Being an account of how time has no meaning in a world that simply refuses to remain linear ...

For as long as I can remember, I have felt submissive in the presence of strong women. It never made sense to me. Of course, I can recognise it now as the natural state in which I belong, but for the longest time, I was confused by it, even ashamed by it.

I blame the society in which I was brought up for that. It is an overly masculine patriarchy and I dislike it thoroughly. By contrast, in ancient times, women enjoyed equal status to men in my country. It is ludicrous that organised religion, which claimed to free the souls of the people from the chains of paganism, led to the virtual enslavement (and not the kind that is consciously chosen!) of women within their own homes. As a result, even the tide of modernisation that has swept across our land with crushing changes in its wake, cannot undo in so short a time the backwardness that befalls my society when it comes to full equal rights.

The long and short of it is this:

Women still have a long way to go towards equality.

In their efforts to define what is feminine, they have in turn defined what is masculine (though this was in many ways determined by a patriarchal culture long ago).

Men are left with a set of outdated rules and guidelines that no longer apply in these changing times.

Men (and indeed women) who feel themselves constrained by definitions and expectations handed down to them and reflected back upon them, have no real place in this society.

Therefore those of us who are out of the loop, so to speak, must seek out others who are in a similar (or at least a comparable) position. This must needs be done by unorthodox means – Munches, the Internet, magazines, personal adds, etc.

But, what if a persons past is filled with shame for feelings that he could not explain at the time. What if the world has moved on to a degree, but his inner doubt, his anxieties have not? What then?

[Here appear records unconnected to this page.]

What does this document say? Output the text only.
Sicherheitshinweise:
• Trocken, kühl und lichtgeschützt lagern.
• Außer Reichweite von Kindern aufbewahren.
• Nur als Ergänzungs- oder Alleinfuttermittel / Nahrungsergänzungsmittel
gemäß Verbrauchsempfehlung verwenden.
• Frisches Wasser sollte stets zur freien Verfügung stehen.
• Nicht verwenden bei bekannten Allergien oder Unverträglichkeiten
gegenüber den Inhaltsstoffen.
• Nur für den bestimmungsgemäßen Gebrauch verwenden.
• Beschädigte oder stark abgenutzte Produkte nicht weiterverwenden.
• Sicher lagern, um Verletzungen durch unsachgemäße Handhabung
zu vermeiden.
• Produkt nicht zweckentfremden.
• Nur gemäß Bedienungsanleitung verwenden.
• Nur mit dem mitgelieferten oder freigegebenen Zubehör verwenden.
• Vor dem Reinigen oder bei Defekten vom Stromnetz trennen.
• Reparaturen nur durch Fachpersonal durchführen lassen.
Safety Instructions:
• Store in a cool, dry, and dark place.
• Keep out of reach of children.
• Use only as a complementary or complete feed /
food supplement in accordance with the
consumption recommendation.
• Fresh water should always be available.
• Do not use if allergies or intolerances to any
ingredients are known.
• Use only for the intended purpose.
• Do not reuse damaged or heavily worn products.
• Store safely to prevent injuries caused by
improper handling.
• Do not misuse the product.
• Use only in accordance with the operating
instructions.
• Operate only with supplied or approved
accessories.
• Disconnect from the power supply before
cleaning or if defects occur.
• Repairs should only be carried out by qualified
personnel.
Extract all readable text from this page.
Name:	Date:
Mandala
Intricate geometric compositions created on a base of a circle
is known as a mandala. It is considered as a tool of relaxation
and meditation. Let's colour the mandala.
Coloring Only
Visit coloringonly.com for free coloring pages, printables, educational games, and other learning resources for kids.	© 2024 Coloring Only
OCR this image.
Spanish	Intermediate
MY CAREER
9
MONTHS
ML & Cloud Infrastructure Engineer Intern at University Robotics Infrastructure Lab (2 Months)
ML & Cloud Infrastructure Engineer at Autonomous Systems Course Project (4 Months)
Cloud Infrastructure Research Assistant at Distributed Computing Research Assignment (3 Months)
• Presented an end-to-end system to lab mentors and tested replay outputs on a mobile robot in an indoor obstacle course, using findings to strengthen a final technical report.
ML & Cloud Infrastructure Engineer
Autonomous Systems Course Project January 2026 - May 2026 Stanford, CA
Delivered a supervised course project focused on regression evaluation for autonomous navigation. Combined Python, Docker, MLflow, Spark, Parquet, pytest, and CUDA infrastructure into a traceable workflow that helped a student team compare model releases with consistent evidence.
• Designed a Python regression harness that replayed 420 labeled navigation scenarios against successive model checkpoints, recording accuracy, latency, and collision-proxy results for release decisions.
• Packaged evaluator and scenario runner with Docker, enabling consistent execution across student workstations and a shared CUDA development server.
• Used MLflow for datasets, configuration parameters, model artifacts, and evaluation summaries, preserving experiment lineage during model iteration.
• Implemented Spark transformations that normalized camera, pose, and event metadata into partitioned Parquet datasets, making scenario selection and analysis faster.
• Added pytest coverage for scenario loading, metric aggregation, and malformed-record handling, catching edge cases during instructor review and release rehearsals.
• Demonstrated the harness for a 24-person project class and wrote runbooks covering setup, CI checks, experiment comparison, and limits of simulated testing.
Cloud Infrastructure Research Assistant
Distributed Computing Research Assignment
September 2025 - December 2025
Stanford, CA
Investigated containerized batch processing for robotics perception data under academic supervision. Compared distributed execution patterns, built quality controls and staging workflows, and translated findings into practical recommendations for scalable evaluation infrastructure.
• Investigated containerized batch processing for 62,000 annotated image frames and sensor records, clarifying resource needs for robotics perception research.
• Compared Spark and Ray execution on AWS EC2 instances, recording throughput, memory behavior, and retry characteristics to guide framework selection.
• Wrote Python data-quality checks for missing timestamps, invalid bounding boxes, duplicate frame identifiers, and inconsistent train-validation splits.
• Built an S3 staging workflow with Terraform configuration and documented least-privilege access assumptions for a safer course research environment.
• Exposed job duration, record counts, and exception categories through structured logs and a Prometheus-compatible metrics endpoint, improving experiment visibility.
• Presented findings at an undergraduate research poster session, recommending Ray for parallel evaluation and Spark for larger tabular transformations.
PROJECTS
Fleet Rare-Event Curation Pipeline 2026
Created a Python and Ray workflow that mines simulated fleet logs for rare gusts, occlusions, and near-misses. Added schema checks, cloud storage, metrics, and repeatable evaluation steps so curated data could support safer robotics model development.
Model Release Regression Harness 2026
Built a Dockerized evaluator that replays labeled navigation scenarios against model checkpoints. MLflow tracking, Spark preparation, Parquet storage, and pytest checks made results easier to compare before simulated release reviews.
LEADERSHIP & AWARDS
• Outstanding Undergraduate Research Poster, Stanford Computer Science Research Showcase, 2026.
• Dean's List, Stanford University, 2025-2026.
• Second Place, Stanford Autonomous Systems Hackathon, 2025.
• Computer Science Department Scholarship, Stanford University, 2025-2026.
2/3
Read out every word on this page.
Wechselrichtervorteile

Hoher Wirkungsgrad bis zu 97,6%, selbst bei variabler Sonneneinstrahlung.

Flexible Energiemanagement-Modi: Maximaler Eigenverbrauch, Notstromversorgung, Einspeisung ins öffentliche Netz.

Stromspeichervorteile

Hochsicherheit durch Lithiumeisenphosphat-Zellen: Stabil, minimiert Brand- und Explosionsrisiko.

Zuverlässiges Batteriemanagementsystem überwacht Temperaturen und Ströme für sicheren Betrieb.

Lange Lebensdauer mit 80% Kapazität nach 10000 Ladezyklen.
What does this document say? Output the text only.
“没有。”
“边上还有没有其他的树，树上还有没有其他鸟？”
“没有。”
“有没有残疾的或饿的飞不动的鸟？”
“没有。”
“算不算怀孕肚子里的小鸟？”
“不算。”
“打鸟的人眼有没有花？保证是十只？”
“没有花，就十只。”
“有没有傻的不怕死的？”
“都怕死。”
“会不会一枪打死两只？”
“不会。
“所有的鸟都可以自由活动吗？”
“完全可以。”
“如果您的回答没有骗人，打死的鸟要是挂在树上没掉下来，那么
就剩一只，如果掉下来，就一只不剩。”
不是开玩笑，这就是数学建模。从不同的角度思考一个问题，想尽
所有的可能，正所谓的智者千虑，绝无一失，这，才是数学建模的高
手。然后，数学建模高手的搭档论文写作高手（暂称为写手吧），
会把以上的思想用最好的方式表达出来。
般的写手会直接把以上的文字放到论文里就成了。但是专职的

What if he was to meet a woman who could truly accept him, even want him, for who and what he is?

If it is possible, then how could he prepare himself for her?

Two phrases came to me today from entirely different sources, both of whom mean a lot to me in very different ways:

“You see things; and you say, ‘Why?’ But I dream things that never were; and I say, ‘Why not?’ "

-and-

"Love me the most, when I deserve it the least, because that's when I need it best."

One word stood out:
“Indebted”.

Thursday, January 17, 2008

A new departure ...?

Ok (or is it Okay? I have never been quite sure), I am one for new beginnings, a new start. It has been hard for me to begin this adventure, to pursue this goal. It will grow more difficult, of that I am sure, but I will not relent, will not falter on my chosen path …

So who am I and what is this quest of which I write? I am Althalus, a name I take from that of the greatest thief who ever lived (and was redeemed through self-sacrifice). And from a song I know from long ago that denotes a man claiming to be the ‘thief of hearts’. Thus, the two titles came together rather purposefully in Althalus: Thief of Hearts.

The quest is a personal one. One I will share with you. It is the quest of a man who searches for love, a love of a very special kind; the love of a dominant woman.

Ok (yes, I have chosen this spelling), who is this pompous ass? What is a dominant woman?

First, it is important to address the question, ‘who is it that searches for one?’ For only in knowing that purpose can one presume to know the meaning behind it and to use that to define what is this subject to which the search is truly aimed.

I do not know what a dominant woman is. I seek that which I do not understand, but which I must. I thought I knew, once. Then I met one, and what I thought I knew altered. Then I met another, and it altered still more. Those I have met, and there have been several, I have met online, and thus I have no true understanding of them as women, but only as that which they incarnate within the confines of scripted meaning.

Tonight I contemplate the possibilities of what was, what is and what may yet be. Tonight, all things are possible. Tonight, I am but a man in search of something that will fulfil me, but I know that a large part of my search without must be aided by an even deeper search within. Why do I desire this? What is it that makes me so? What kind of woman can truly take me to a place where I can realise myself?